You voted against the Brady Bill, mandated background checks, and a waiting period. You also supported allowing riders to bring guns in checked bags on Amtrak trains. For a decade, you said holding gun manufacturers legally responsible for mass shootings is a bad idea. Now you say you’re reconsidering that. Which is it – shield the companies from lawsuits or not?

Sanders begs to differ though, even speaking in the third person to emphasize his disagreement: “Let’s begin, Anderson, by understanding that Bernie Sanders has a D-minus voting record from the NRA,” before quickly bringing it back to better healthcare coverage.

On Cooper’s prodding that he may want to protect gun manufacturers from lawsuits, he says:

Of course not. This was a large and complicated bill. There were provisions in it that I think made sense. For example, do I think that a gun shop in the state of Vermont that sells legally a gun to somebody, and that somebody goes out and does something crazy, that the gun shop owner should be held responsible? I don’t. On the other hand, where you have manufacturers and where you have gun shops knowingly giving guns to criminals, or aiding or abetting that, of course we should take action.

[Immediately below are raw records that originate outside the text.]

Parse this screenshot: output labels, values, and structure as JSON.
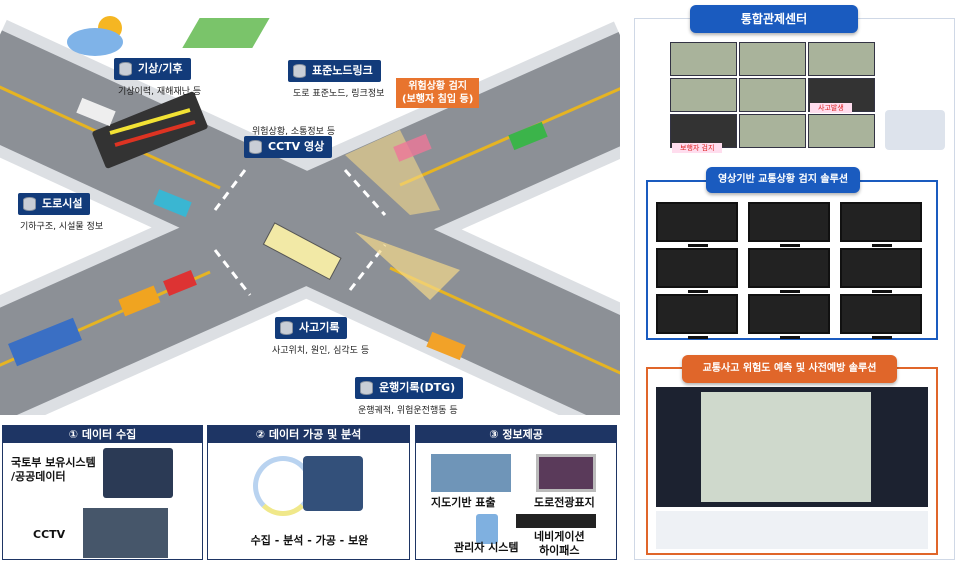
{
  "scene": {
    "weather": {
      "title": "기상/기후",
      "desc": "기상이력, 재해재난 등"
    },
    "node_link": {
      "title": "표준노드링크",
      "desc": "도로 표준노드, 링크정보"
    },
    "danger_detect": {
      "line1": "위험상황 검지",
      "line2": "(보행자 침입 등)"
    },
    "cctv": {
      "title": "CCTV 영상",
      "desc": "위험상황, 소통정보 등"
    },
    "road_facility": {
      "title": "도로시설",
      "desc": "기하구조, 시설물 정보"
    },
    "accident": {
      "title": "사고기록",
      "desc": "사고위치, 원인, 심각도 등"
    },
    "dtg": {
      "title": "운행기록(DTG)",
      "desc": "운행궤적, 위험운전행동 등"
    }
  },
  "panels": [
    {
      "title": "① 데이터 수집",
      "items": [
        "국토부 보유시스템\n/공공데이터",
        "CCTV"
      ]
    },
    {
      "title": "② 데이터 가공 및 분석",
      "items": [
        "수집 - 분석 - 가공 - 보완"
      ]
    },
    {
      "title": "③ 정보제공",
      "items": [
        "지도기반 표출",
        "도로전광표지",
        "관리자 시스템",
        "네비게이션\n하이패스"
      ]
    }
  ],
  "right": {
    "control_center": {
      "title": "통합관제센터",
      "tag_pedestrian": "보행자 검지",
      "tag_accident": "사고발생"
    },
    "video_solution": {
      "title": "영상기반 교통상황 검지 솔루션"
    },
    "risk_solution": {
      "title": "교통사고 위험도 예측 및 사전예방 솔루션"
    }
  },
  "colors": {
    "navy": "#123b7a",
    "blue": "#1a5bbf",
    "orange": "#e0662a",
    "road": "#8c9096"
  }
}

When Cooper asks frontrunner Hillary Clinton whether Sander is tough enough on guns, she gives a flat “No, not at all,” and then singles out Sanders voting for an immunity provision for gun manufacturers:

I voted against it. I was in the Senate at the same time. It wasn’t that complicated to me. It was pretty straightforward to me, that he was gonna give immunity to the only industry in America–everybody else has to be accountable, but not the gun manufacturers. And we need to stand up and say “enough of that, we’re not gonna let it continue.”